More Die of Heartbreak
For thirty pages or so, Saul Bellow’s new novel is exhilarating. Sentences that no one else could have written follow one another in rapid-fire bursts: “What you have to consider is a Jew who moves into the vegetable kingdom, studying leaves, bark, roots, heartwood, sapwood, flowers, for their own sake.” They come to the reader via the narrator, thirty-five-year-old Kenneth Trachtenberg, a professor of Russian literature at a midwestern university. While it is abundantly clear that the self-deprecating Kenneth is not to be confused with his creator, he voices many of Bellow’s concerns (and is given many good lines). Thus, the novel’s opening pages report on America’s (and the modern world’s) spiritual malaise, updating the diagnosis offered in HUMBOLDT’S GIFT and THE DEAN’S DECEMBER.

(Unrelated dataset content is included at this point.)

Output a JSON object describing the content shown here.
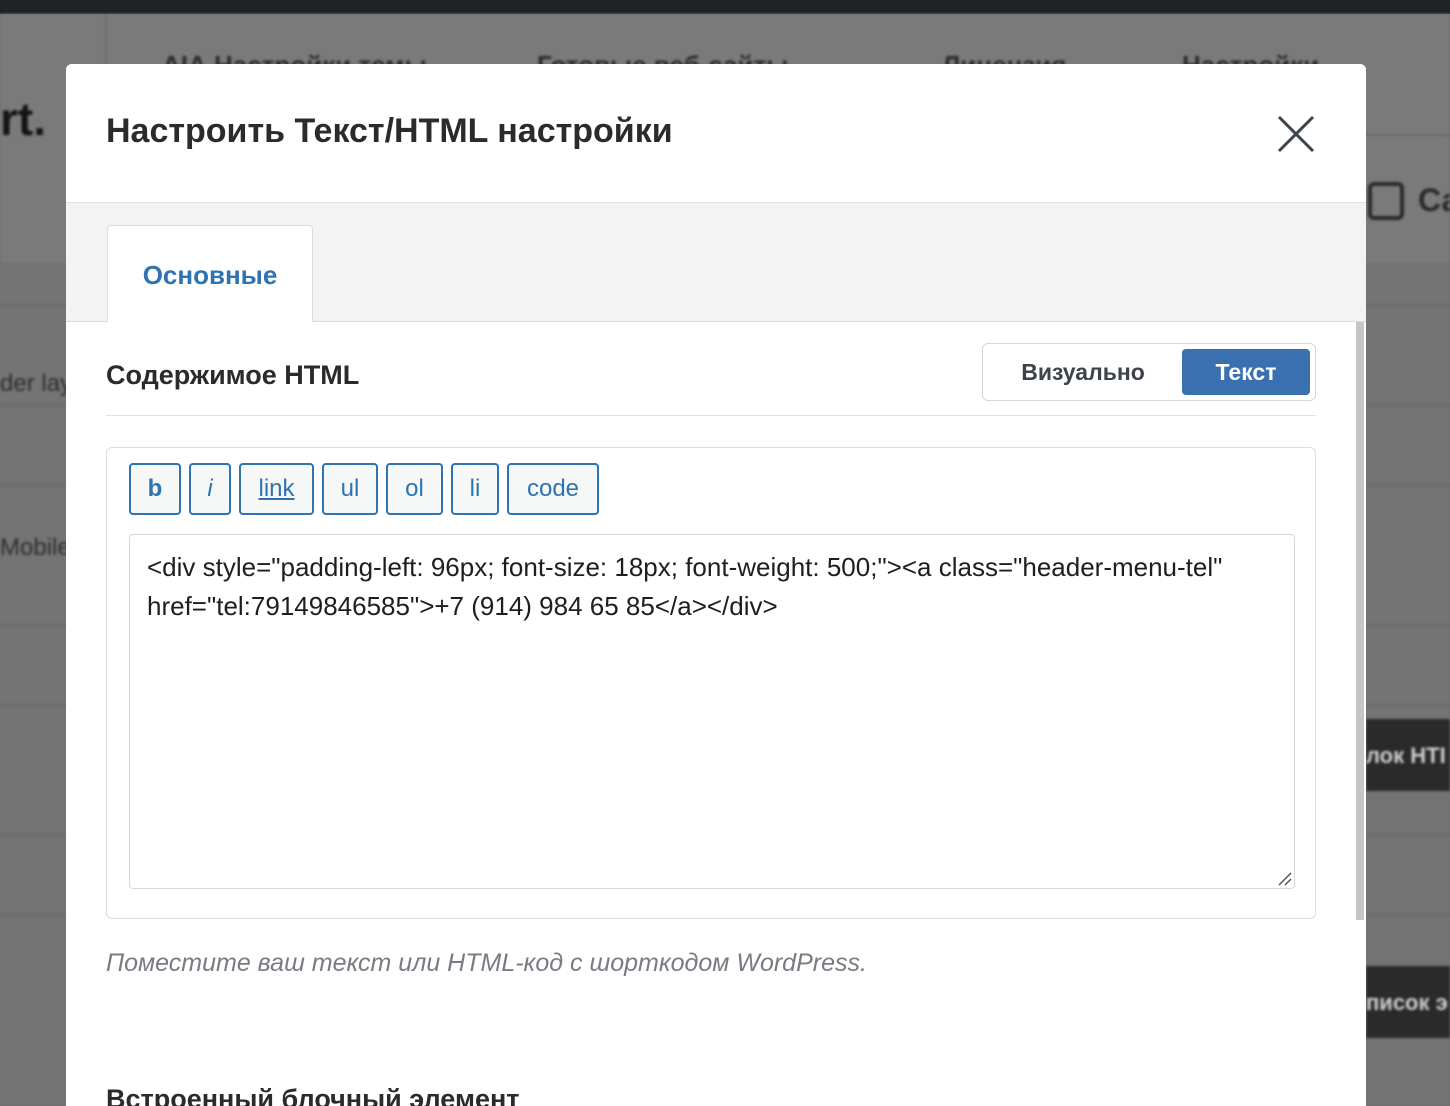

All this, the reader assumes, is a prologue to the unfolding of the action--which, as Kenneth outlines it, centers on his relationship with his widowed uncle, Benn Crader, an eminent botanist and a good man, and Benn’s disastrous marriage to a much younger woman, Matilda Layamon, not long after having escaped at the last minute from what would have been an equally unsatisfactory union. As Kenneth’s narrative proceeds, however, the reader gradually comes to realize that the “prologue” is of a piece with the rest: This is a story in which virtually all the action takes place offstage or in the past, to be recounted in Kenneth’s summary or in his reconstruction of conversations with Benn.
Clearly Bellow was aware of the risks: that his readers, deprived of suspense, would quickly weary of Kenneth’s digressive ways; that the novel’s diagnosis and obliquely proposed cure would remain at the level of commentary. The result is an exasperating book--one that frustrates as much as it enlightens and delights.